Sprint looks to music subscriptions

Mar 29 2006 - 11:51 AM ET | Sprint Nextel

Sprint Nextel is considering a music subscription service according to comments from CEO Len Lauer at the World Congress of Sports conference. Subscriptions have had limited success in online music delivery, with most rivals to Apple's iTunes having some sort of subscription service (though in market share terms its popularity is still limited).

"We'd like to have the capability later this year that the customer listens to a song and says, 'I want to buy that song,"' he told the audience during his keynote speech at the conference.
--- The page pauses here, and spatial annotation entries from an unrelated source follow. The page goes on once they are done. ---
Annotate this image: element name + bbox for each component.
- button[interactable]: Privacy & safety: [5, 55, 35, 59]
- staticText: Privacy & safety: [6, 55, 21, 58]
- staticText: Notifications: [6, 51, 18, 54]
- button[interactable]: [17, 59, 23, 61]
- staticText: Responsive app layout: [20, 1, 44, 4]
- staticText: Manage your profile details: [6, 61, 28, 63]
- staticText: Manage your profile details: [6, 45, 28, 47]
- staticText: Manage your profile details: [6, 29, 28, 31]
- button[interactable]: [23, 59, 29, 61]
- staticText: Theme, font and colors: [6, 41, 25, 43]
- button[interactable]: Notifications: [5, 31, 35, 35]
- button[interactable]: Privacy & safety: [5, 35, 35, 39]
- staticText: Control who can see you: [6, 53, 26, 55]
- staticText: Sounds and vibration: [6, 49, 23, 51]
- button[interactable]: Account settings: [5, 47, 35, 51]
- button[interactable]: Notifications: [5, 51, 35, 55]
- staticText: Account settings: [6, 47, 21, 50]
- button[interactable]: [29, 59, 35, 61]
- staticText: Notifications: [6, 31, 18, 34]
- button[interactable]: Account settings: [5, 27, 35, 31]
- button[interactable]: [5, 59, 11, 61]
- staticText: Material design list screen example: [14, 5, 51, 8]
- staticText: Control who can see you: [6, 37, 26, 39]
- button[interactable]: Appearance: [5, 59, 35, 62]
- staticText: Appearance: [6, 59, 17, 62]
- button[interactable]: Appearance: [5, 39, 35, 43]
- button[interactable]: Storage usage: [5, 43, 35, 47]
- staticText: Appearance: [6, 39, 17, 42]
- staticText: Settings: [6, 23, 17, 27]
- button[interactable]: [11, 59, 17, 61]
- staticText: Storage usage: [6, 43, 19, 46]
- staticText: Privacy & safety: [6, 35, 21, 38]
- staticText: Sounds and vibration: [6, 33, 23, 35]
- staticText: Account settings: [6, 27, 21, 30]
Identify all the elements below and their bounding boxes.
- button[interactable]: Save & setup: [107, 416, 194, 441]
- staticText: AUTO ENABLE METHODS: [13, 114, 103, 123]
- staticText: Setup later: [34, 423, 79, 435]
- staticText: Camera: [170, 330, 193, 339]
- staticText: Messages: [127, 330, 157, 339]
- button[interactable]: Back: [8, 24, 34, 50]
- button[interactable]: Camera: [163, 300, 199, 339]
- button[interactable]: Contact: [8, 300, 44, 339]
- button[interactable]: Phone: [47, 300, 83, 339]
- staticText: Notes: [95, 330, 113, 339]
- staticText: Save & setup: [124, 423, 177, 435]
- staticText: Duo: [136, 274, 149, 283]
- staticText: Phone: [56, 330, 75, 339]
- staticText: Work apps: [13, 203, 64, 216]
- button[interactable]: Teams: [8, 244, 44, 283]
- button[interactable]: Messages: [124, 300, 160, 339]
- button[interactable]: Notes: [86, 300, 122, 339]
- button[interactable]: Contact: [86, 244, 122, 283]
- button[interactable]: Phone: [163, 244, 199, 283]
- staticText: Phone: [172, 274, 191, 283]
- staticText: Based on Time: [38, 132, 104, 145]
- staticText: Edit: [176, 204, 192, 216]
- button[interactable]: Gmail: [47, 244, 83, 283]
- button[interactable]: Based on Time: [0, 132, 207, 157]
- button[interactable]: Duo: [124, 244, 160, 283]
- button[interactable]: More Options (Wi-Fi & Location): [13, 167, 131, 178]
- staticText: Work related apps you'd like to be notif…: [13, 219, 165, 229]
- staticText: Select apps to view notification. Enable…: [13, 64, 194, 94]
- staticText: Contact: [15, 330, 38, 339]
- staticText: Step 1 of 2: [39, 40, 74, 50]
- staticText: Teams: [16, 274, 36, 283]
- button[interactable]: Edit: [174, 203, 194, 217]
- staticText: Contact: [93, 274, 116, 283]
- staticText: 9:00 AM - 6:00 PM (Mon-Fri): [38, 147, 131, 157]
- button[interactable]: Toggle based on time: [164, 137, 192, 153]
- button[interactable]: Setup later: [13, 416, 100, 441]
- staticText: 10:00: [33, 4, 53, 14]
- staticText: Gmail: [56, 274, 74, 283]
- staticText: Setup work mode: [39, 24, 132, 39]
Songs downloaded from Sprint handsets currently cost $2.50, which is a hefty premium over desktop PC downloads. Lauer did not hint at possible pricing for a streaming subscription. Sprint's music download service racked up over a million downloads, but the company has not revealed how many of those are paid versus given away for free for promotion.

[via PhoneScoop]

Comments from readers


PA Clark Mar 29 2006

Sprint...they are amazing...the Rolls Royce of cellular with pretty phones and the worst customer service (no Dell is worse) and a pricing model that is for the rich and stupid. Wow a streaming service and it will be priced at about $400/mo I will bet you. Someone should call Leon and tell him to wake up...but he has a Sprint phone, lives in the suburbs where there is no service.